The amplifier 409 includes a NMOS transistor 801 used for amplification. The tuning amplifier tank 411 includes an inductor 803, four capacitors 805, 807, 809, 811, and three switches 813, 815, 817. In response to the tuning signal 404, the tuning amplifier tank 411 controls the switches 813, 815, 817 either on or off to change the equivalent impedance of the amplifier circuit 407. If the tuning signal 404 is [10], the switches 813, 815 are on and the switch 817 is off. If the tuning signal 404 is [01], the switch 813 is on and the switches 815, 817 are off. If the tuning signal 404 is [00], all switches 813, 815, 817 are off. If the tuning signal 404 is [11], all switches 813, 815, 817 are on. The resonance frequency is thereby adjusted to follow the operating frequency.
The method of the present invention is capable of tuning or adjusting the resonance frequency of an amplifier in response to an operating frequency so that the gain of the amplifier can be maintained and the transceiver can work in an optimal condition.

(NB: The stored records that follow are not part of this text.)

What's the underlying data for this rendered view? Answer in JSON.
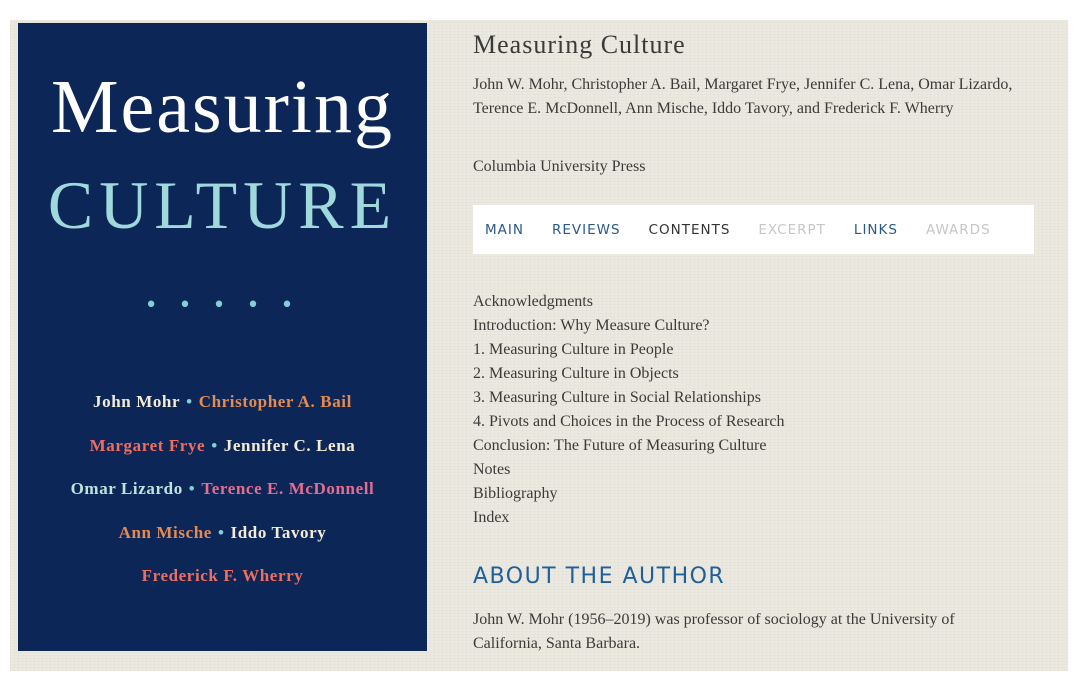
{
  "cover": {
    "title_line1": "Measuring",
    "title_line2": "CULTURE",
    "dots": "• • • • •",
    "authors": [
      [
        {
          "name": "John Mohr",
          "color": "white"
        },
        {
          "name": "Christopher A. Bail",
          "color": "orange"
        }
      ],
      [
        {
          "name": "Margaret Frye",
          "color": "red"
        },
        {
          "name": "Jennifer C. Lena",
          "color": "white"
        }
      ],
      [
        {
          "name": "Omar Lizardo",
          "color": "mint"
        },
        {
          "name": "Terence E. McDonnell",
          "color": "pink"
        }
      ],
      [
        {
          "name": "Ann Mische",
          "color": "orange"
        },
        {
          "name": "Iddo Tavory",
          "color": "white"
        }
      ],
      [
        {
          "name": "Frederick F. Wherry",
          "color": "red"
        }
      ]
    ],
    "colors": {
      "background": "#0d2658",
      "title_cream": "#ffffff",
      "title_teal": "#9fd9dc",
      "separator": "#7fd0d8",
      "white": "#f3ecd6",
      "orange": "#e48b51",
      "red": "#ef6e5f",
      "pink": "#e56d8e",
      "mint": "#bfe4dc"
    }
  },
  "book": {
    "title": "Measuring Culture",
    "authors": "John W. Mohr, Christopher A. Bail, Margaret Frye, Jennifer C. Lena, Omar Lizardo, Terence E. McDonnell, Ann Mische, Iddo Tavory, and Frederick F. Wherry",
    "publisher": "Columbia University Press"
  },
  "tabs": [
    {
      "label": "MAIN",
      "state": "link"
    },
    {
      "label": "REVIEWS",
      "state": "link"
    },
    {
      "label": "CONTENTS",
      "state": "active"
    },
    {
      "label": "EXCERPT",
      "state": "disabled"
    },
    {
      "label": "LINKS",
      "state": "link"
    },
    {
      "label": "AWARDS",
      "state": "disabled"
    }
  ],
  "contents": [
    "Acknowledgments",
    "Introduction: Why Measure Culture?",
    "1. Measuring Culture in People",
    "2. Measuring Culture in Objects",
    "3. Measuring Culture in Social Relationships",
    "4. Pivots and Choices in the Process of Research",
    "Conclusion: The Future of Measuring Culture",
    "Notes",
    "Bibliography",
    "Index"
  ],
  "about": {
    "heading": "ABOUT THE AUTHOR",
    "text": "John W. Mohr (1956–2019) was professor of sociology at the University of California, Santa Barbara."
  },
  "colors": {
    "page_background": "#ebe9e0",
    "tab_link": "#2a5a8a",
    "tab_active": "#333333",
    "tab_disabled": "#c6c6c6",
    "heading_blue": "#1f5f99"
  }
}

FIG. 9 shows the flow chart of the method in accordance with the present invention. In step 901, a control signal is retrieved from a frequency synthesizer. The frequency synthesizer herein may be any type of phase-locked loop (PLL) frequency synthesizer used in a modern RF transceiver. The control signal indicates a difference between a predetermined frequency and an operating frequency, wherein the predetermined frequency is a particularly designed frequency at which all circuits of the transceiver should operate and the operating frequency is the frequency at which all circuits of the transceiver practically operate. The operating frequency is supposed to match the predetermined frequency. The mismatch might occur if, for example, the deviation between the theoretical and practical characteristics of the circuits exists. In step 903, the control signal is decoded to generate a tuning signal by looking up a mapping table. In step 905, the resonance frequency is tuned in response to the tuning signal and, therefore, in response to the difference between the predetermined frequency and the operating frequency.
In general, the resonance frequency is adjusted to match the operating frequency so that the circuits are able to run at a consistent frequency. However, the present invention is also applicable if the resonance frequency is adapted for another stage of circuits which run at a frequency rather than but having a certain proportion to the operating frequency.

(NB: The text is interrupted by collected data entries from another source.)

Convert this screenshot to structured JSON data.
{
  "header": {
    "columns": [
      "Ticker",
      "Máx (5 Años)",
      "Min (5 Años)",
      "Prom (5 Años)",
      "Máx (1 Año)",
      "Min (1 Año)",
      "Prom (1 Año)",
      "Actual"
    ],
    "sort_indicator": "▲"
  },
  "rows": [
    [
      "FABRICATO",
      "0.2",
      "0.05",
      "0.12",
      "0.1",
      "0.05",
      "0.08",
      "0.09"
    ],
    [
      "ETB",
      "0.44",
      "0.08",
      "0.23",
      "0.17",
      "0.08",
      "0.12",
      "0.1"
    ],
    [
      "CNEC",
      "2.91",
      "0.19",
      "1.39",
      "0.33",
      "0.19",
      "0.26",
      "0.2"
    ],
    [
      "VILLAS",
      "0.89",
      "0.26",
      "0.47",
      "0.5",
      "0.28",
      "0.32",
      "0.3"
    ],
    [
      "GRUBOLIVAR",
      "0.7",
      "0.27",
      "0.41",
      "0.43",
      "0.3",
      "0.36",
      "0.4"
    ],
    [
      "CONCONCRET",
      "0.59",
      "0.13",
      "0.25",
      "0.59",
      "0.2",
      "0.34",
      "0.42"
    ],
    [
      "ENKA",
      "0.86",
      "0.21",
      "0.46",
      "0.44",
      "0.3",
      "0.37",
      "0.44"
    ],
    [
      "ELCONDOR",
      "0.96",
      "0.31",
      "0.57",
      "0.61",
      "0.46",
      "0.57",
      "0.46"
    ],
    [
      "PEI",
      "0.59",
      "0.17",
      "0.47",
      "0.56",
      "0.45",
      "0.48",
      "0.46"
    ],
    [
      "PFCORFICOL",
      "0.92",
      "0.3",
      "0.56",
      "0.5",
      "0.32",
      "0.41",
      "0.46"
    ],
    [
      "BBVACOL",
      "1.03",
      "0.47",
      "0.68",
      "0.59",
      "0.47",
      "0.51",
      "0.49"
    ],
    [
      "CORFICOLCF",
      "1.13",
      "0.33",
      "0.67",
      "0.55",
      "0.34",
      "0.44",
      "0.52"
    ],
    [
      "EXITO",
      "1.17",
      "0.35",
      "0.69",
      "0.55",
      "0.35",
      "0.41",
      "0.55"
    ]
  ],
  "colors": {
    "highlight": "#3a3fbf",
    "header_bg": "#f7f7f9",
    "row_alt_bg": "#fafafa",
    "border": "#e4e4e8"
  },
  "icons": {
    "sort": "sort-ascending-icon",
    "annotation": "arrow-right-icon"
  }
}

Step 905 may further include the steps shown in FIG. 10. In step 1001, at least one inductor, at least one capacitor and a plurality of switches are provided, wherein each switch is connected to one inductor or one capacitor. FIG. 11 shows an exemplary amplifier circuit for implementing step 1001. The amplifier circuit includes a transistor 1101, an inductor 1103, three capacitors 1105, 1107, 1109 and two switches 1111, 1113. The switch 1111 is connected to the capacitor 1107 and the transistor 1101. The switch 1113 is connected to the capacitor 1109 and the transistor 101. Although the switches 1111, 1113 are respectively connected to a capacitor, the present invention does not limit it. More specifically, the switches 1111, 1113, depending on practical needs, may be respectively connected to either an inductor or a capacitor. In step 1003, each switch, e.g. the switch 1111 or 1113, is controlled on/off according to the tuning signal to change an equivalent impedance between the node OUT and ground so that the resonance frequency is shifted thereby in response to the operating frequency.
The above description of the embodiment is expected to clearly expound that the present invention can dynamically shift the resonance frequency in response to the operating frequency without sacrificing gain. Those skilled in the art will readily observe that numerous modifications and alterations may be made while retaining the teaching of the invention. Accordingly, the above disclosure should be construed as limited only by the bounds of the claims.